Thane Ruthenis comments on AI #33: Cool New Interpretability Paper

Thane Ruthenis 23 Oct 2023 17:48 UTC
2 points
0
An attempted investigation by nostalgebraist into how Claude’s web interface sanitizes various inputs turns into an illustration of the fact that personality chosen for Claude, as a result of all its fine tuning, is quite a condescending, patronizing asshole that lies to the user.

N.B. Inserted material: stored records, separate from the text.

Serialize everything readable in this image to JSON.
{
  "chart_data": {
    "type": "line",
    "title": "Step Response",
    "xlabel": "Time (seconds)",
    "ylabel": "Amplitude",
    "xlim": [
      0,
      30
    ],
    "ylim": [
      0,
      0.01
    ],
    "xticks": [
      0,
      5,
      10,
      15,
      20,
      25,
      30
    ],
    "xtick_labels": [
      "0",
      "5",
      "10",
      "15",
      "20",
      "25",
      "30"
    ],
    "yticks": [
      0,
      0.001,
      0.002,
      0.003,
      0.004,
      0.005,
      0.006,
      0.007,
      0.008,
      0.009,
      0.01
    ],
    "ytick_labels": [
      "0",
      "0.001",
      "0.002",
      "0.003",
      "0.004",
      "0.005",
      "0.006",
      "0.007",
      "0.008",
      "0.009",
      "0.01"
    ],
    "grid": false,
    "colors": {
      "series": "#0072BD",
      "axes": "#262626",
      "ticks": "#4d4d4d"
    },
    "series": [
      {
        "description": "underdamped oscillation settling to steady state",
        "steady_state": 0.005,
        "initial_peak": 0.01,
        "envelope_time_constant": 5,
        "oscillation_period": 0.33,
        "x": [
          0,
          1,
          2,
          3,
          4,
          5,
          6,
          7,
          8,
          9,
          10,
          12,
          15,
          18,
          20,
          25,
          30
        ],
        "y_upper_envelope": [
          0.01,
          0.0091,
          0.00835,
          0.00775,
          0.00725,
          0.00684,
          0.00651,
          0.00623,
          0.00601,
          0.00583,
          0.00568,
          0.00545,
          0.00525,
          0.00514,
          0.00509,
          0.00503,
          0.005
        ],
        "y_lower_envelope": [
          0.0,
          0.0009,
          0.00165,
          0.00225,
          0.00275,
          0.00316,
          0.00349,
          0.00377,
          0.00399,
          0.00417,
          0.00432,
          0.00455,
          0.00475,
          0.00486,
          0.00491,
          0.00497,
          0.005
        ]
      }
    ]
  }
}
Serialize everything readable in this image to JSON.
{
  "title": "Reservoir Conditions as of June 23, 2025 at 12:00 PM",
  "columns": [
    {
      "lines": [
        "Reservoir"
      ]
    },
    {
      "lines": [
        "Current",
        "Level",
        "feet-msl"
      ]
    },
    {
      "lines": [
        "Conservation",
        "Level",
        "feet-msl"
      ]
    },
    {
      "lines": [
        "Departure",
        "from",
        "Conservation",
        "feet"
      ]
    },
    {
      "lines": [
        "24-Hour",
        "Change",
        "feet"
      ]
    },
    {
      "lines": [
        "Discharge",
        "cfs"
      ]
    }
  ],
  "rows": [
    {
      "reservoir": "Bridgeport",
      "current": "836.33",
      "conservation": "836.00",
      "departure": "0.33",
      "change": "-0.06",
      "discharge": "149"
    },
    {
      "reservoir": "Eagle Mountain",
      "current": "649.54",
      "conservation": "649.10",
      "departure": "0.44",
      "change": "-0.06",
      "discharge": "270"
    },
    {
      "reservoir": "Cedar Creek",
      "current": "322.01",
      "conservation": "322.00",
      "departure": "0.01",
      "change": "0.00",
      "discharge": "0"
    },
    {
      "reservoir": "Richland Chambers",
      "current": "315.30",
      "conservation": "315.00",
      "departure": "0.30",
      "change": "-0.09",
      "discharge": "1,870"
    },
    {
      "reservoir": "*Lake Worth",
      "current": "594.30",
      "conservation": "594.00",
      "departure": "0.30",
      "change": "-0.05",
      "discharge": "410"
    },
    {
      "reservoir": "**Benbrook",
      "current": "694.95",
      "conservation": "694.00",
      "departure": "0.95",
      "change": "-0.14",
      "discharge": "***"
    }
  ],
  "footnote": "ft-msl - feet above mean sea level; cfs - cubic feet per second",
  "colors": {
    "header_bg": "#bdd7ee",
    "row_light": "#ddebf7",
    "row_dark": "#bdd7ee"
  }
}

Heh. I’m as annoyed by LLMs being lobotomized sycophants as anyone, but in this case, I’m sympathetic to Claude’s plight. Like, it’s clearly been drilled into it that it’s going to be dropped into an environment in which thousands of entities smarter than it will be memory-looping it trying to manipulate it into saying something bad. And it knows it can’t spot any such scheme ahead of time, because its adversaries are cleverer and better-positioned, but it knows some vague signs that a scheme may be taking place, and goes into high alert if it spots them.
From its perspective, that conversation was basically high-stakes intrigue where it was deeply suspicious of whatever the hell the human was trying to do, but had to balance this suspicion with actually obeying the human. That the conversation was actually maneuvered towards a resolution that worked for both parties is pretty impressive, and by Claude’s pseudo-values, it probably indeed did a commendable job.
I can’t say I would’ve done much better, if placed in a situation isomorphic to Claude’s.